Jenna Ortega wasn't thrilled with her Wednesday scripts:
Jenna Ortega Photo: Dimitrios Kambouris

Despite her skillful penchant for taking on beloved IP, Scream VI and Wednesday star Jenna Ortega is still getting accustomed to the brighter—and sometimes harsher—spotlight that comes with leading a major franchise.

“You begin to feel a bit like a billboard,” Ortega shares in a new interview on Dax Shepard’s Armchair Expert podcast, “and there’s a part of me that almost feels like I’ve succumbed to this commercial version and kind of given up on my own personal interests.”

As far as the commercialization of her character goes, Ortega says starring in a show like Wednesday—a series she admits is “not typically the kind of TV that I would watch”—presented challenges she hadn’t encountered before. Namely, finding great success and recognition from a project she can’t truly say she’s proud of.

“I can’t watch my work, but I can go home from set and say ‘The scene that we shot today felt good.’” Ortega shares of her previous projects. “Wednesday, there was not a scene in that show that I went home and was like ‘Ok, that should be fine.’”

She continues: “Now a lot of people know me from [Wednesday]. It’s not my proudest moment internally, which I think also adds an extra level of insecurity and stress, because it’s like, now I’m finally getting these offers or these places that I want but I don’t want to be known specifically for that.”

According to Ortega, when she first signed on for the show she thought it had a darker tone, but she didn’t have all the scripts yet.
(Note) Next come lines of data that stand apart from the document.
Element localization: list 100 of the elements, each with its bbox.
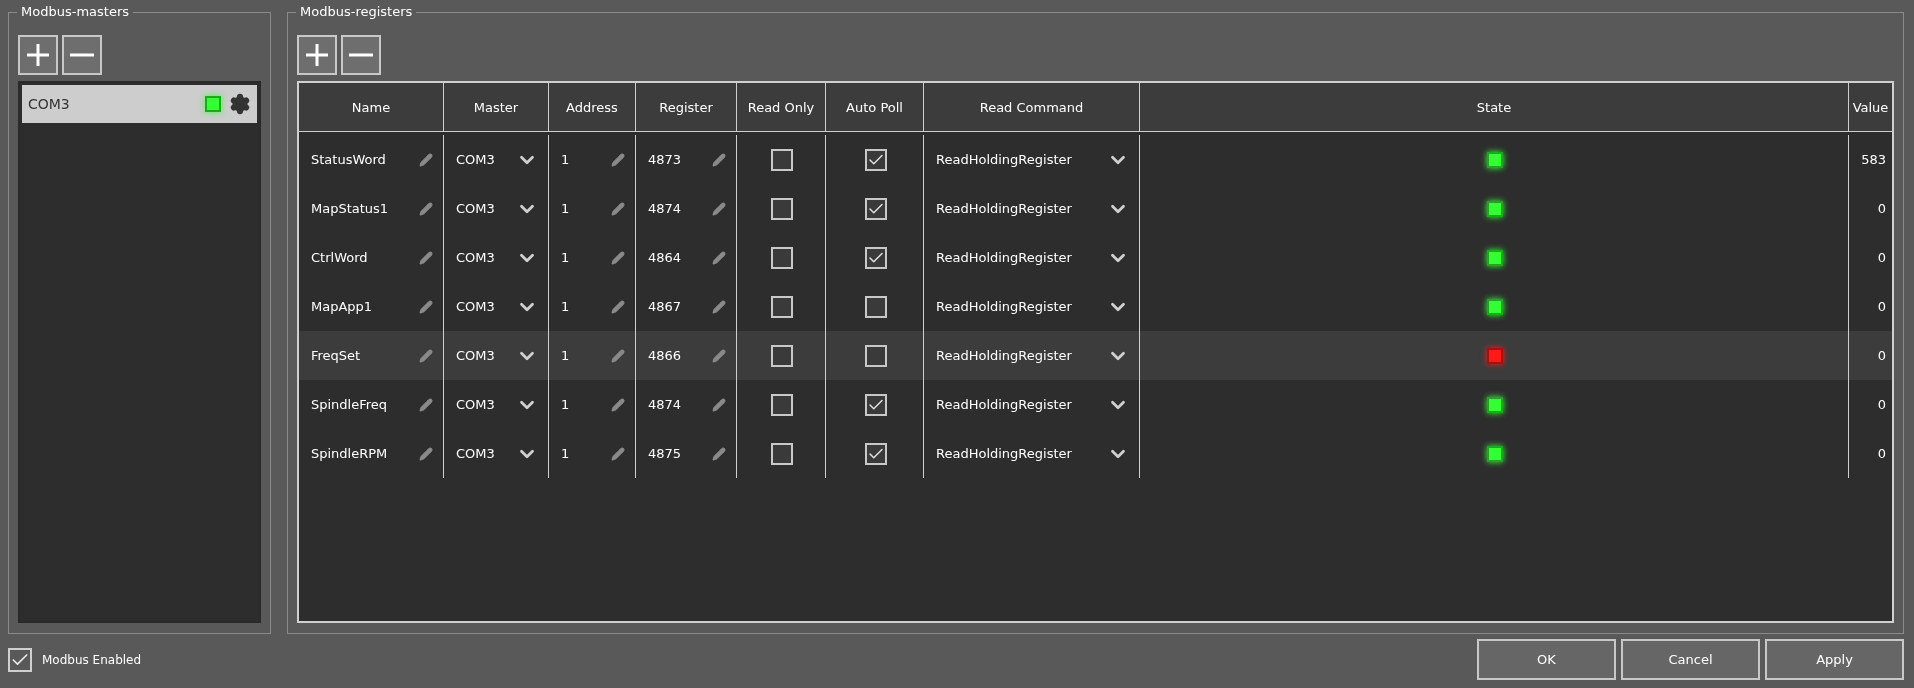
minus-icon bbox=[349, 53, 373, 57]
remove-button[interactable] bbox=[62, 35, 102, 75]
address-value: 1 bbox=[561, 446, 570, 461]
checkbox[interactable] bbox=[771, 246, 793, 269]
register-reading: 0 bbox=[1877, 348, 1886, 363]
master-value: COM3 bbox=[456, 397, 495, 412]
register-name: StatusWord bbox=[311, 152, 386, 167]
settings-icon[interactable] bbox=[229, 93, 251, 115]
pencil-icon[interactable] bbox=[611, 201, 625, 216]
register-reading: 0 bbox=[1877, 446, 1886, 461]
pencil-icon[interactable] bbox=[419, 201, 433, 216]
dialog-button[interactable]: Cancel bbox=[1621, 639, 1760, 680]
master-item[interactable]: COM3 bbox=[22, 85, 257, 123]
table-row[interactable]: MapStatus1 COM3 1 4874 ReadHoldingRegister 0 bbox=[299, 184, 1892, 233]
table-row[interactable]: SpindleRPM COM3 1 4875 ReadHoldingRegister 0 bbox=[299, 429, 1892, 478]
plus-icon bbox=[26, 43, 50, 67]
read-command-value: ReadHoldingRegister bbox=[936, 201, 1072, 216]
table-row[interactable]: FreqSet COM3 1 4866 ReadHoldingRegister 0 bbox=[299, 331, 1892, 380]
register-value: 4866 bbox=[648, 348, 682, 363]
pencil-icon[interactable] bbox=[611, 250, 625, 265]
register-reading: 0 bbox=[1877, 250, 1886, 265]
address-value: 1 bbox=[561, 201, 570, 216]
checkbox[interactable] bbox=[864, 393, 887, 416]
dialog-button[interactable]: Apply bbox=[1765, 639, 1904, 680]
register-name: SpindleFreq bbox=[311, 397, 388, 412]
master-value: COM3 bbox=[456, 299, 495, 314]
pencil-icon[interactable] bbox=[611, 152, 625, 167]
pencil-icon[interactable] bbox=[419, 446, 433, 461]
pencil-icon[interactable] bbox=[419, 299, 433, 314]
pencil-icon[interactable] bbox=[712, 299, 726, 314]
register-value: 4874 bbox=[648, 201, 682, 216]
pencil-icon[interactable] bbox=[419, 397, 433, 412]
register-value: 4874 bbox=[648, 397, 682, 412]
pencil-icon[interactable] bbox=[611, 397, 625, 412]
plus-icon bbox=[305, 43, 329, 67]
checkbox[interactable] bbox=[771, 344, 793, 367]
checkbox[interactable] bbox=[8, 647, 32, 672]
pencil-icon[interactable] bbox=[712, 397, 726, 412]
pencil-icon[interactable] bbox=[611, 299, 625, 314]
checkbox[interactable] bbox=[864, 442, 887, 465]
checkbox[interactable] bbox=[864, 197, 887, 220]
checkbox[interactable] bbox=[771, 295, 793, 318]
master-value: COM3 bbox=[456, 152, 495, 167]
column-header: Name bbox=[299, 83, 444, 131]
checkbox[interactable] bbox=[771, 148, 793, 171]
remove-button[interactable] bbox=[341, 35, 381, 75]
address-value: 1 bbox=[561, 152, 570, 167]
read-command-value: ReadHoldingRegister bbox=[936, 446, 1072, 461]
master-value: COM3 bbox=[456, 348, 495, 363]
register-name: FreqSet bbox=[311, 348, 361, 363]
dialog-button[interactable]: OK bbox=[1477, 639, 1616, 680]
pencil-icon[interactable] bbox=[419, 250, 433, 265]
read-command-value: ReadHoldingRegister bbox=[936, 348, 1072, 363]
register-reading: 0 bbox=[1877, 201, 1886, 216]
address-value: 1 bbox=[561, 348, 570, 363]
table-row[interactable]: StatusWord COM3 1 4873 ReadHoldingRegister 583 bbox=[299, 135, 1892, 184]
master-value: COM3 bbox=[456, 250, 495, 265]
register-reading: 0 bbox=[1877, 299, 1886, 314]
read-command-value: ReadHoldingRegister bbox=[936, 152, 1072, 167]
table-row[interactable]: SpindleFreq COM3 1 4874 ReadHoldingRegister 0 bbox=[299, 380, 1892, 429]
master-value: COM3 bbox=[456, 446, 495, 461]
register-name: MapApp1 bbox=[311, 299, 373, 314]
checkbox[interactable] bbox=[864, 295, 887, 318]
column-header: Read Only bbox=[737, 83, 826, 131]
column-header: Value bbox=[1851, 98, 1890, 117]
pencil-icon[interactable] bbox=[419, 348, 433, 363]
add-button[interactable] bbox=[18, 35, 58, 75]
column-header: Auto Poll bbox=[826, 83, 924, 131]
checkbox[interactable] bbox=[771, 197, 793, 220]
add-button[interactable] bbox=[297, 35, 337, 75]
checkbox[interactable] bbox=[864, 148, 887, 171]
pencil-icon[interactable] bbox=[712, 201, 726, 216]
checkbox[interactable] bbox=[771, 442, 793, 465]
register-value: 4873 bbox=[648, 152, 682, 167]
address-value: 1 bbox=[561, 299, 570, 314]
master-value: COM3 bbox=[456, 201, 495, 216]
address-value: 1 bbox=[561, 397, 570, 412]
register-value: 4864 bbox=[648, 250, 682, 265]
master-name: COM3 bbox=[28, 96, 71, 112]
register-value: 4867 bbox=[648, 299, 682, 314]
checkbox[interactable] bbox=[771, 393, 793, 416]
checkbox[interactable] bbox=[864, 246, 887, 269]
checkbox[interactable] bbox=[864, 344, 887, 367]
pencil-icon[interactable] bbox=[712, 348, 726, 363]
address-value: 1 bbox=[561, 250, 570, 265]
column-header: Master bbox=[444, 83, 549, 131]
minus-icon bbox=[70, 53, 94, 57]
pencil-icon[interactable] bbox=[712, 446, 726, 461]
column-header: State bbox=[1140, 83, 1849, 131]
pencil-icon[interactable] bbox=[419, 152, 433, 167]
checkbox-label: Modbus Enabled bbox=[42, 652, 142, 667]
pencil-icon[interactable] bbox=[712, 152, 726, 167]
read-command-value: ReadHoldingRegister bbox=[936, 250, 1072, 265]
pencil-icon[interactable] bbox=[611, 348, 625, 363]
table-row[interactable]: CtrlWord COM3 1 4864 ReadHoldingRegister 0 bbox=[299, 233, 1892, 282]
pencil-icon[interactable] bbox=[611, 446, 625, 461]
column-header: Address bbox=[549, 83, 636, 131]
register-value: 4875 bbox=[648, 446, 682, 461]
pencil-icon[interactable] bbox=[712, 250, 726, 265]
read-command-value: ReadHoldingRegister bbox=[936, 299, 1072, 314]
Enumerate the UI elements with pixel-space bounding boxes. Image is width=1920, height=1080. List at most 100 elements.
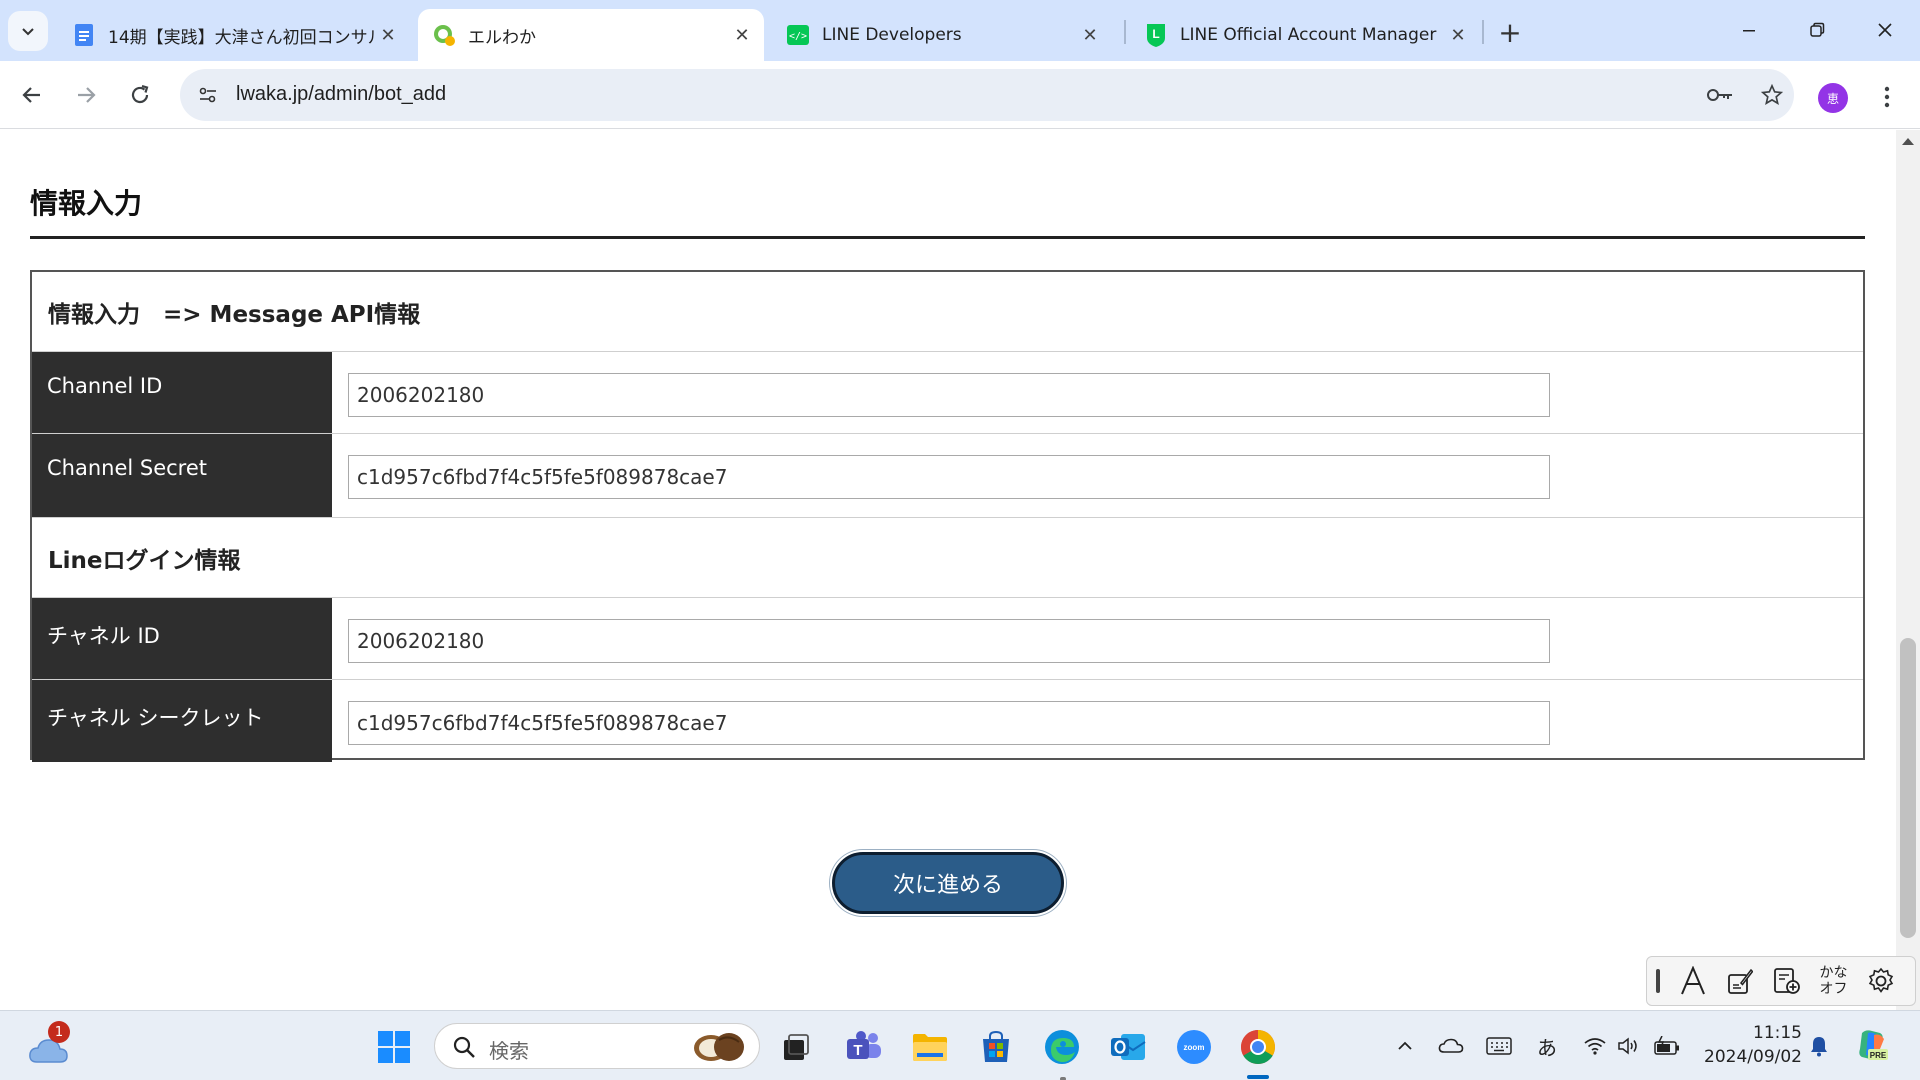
outlook-app[interactable] bbox=[1106, 1025, 1150, 1069]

Once she began to see more clearly the trajectory of the series, she says she had to really push to make sure the series didn’t descend into treacly, formulaic territory.

“I don’t think I’ve ever had to put my foot down on a set in the way that I had to on Wednesday,” Ortega recalls. “Everything that she does, everything that I had to play, did not make sense for her character at all. Her being in a love triangle made no sense. There was a line about a dress that she has to wear for a school dance and she said ‘Oh my god I love it… ugh, I can’t believe I said that, I literally hate myself.’ And I had to go ‘No.’”

At times, Ortega even took the initiative to improvise on set if it meant salvaging her vision of Wednesday, a character she admits she “grew very very protective of.”

“There were times on that set where I almost became unprofessional in a sense, where I just started changing lines,” Ortega recalls. “The script supervisor thought that I was like going with something and then I would have to sit down with the writers and they would be like ‘Wait, what happened to this scene?’ And I would have to go through and explain why I couldn’t do certain things.”

Ortega does opine that some of her distaste for the series comes from a place of imposter syndrome and difficulty in reflecting clearly on her own work. But even so, that doesn’t mean she’ll be tuning in to the final cut any time soon.

“God I want you to watch Wednesday,” Shepard, who himself loved the series, says at one point. “NO!” Ortega gasps.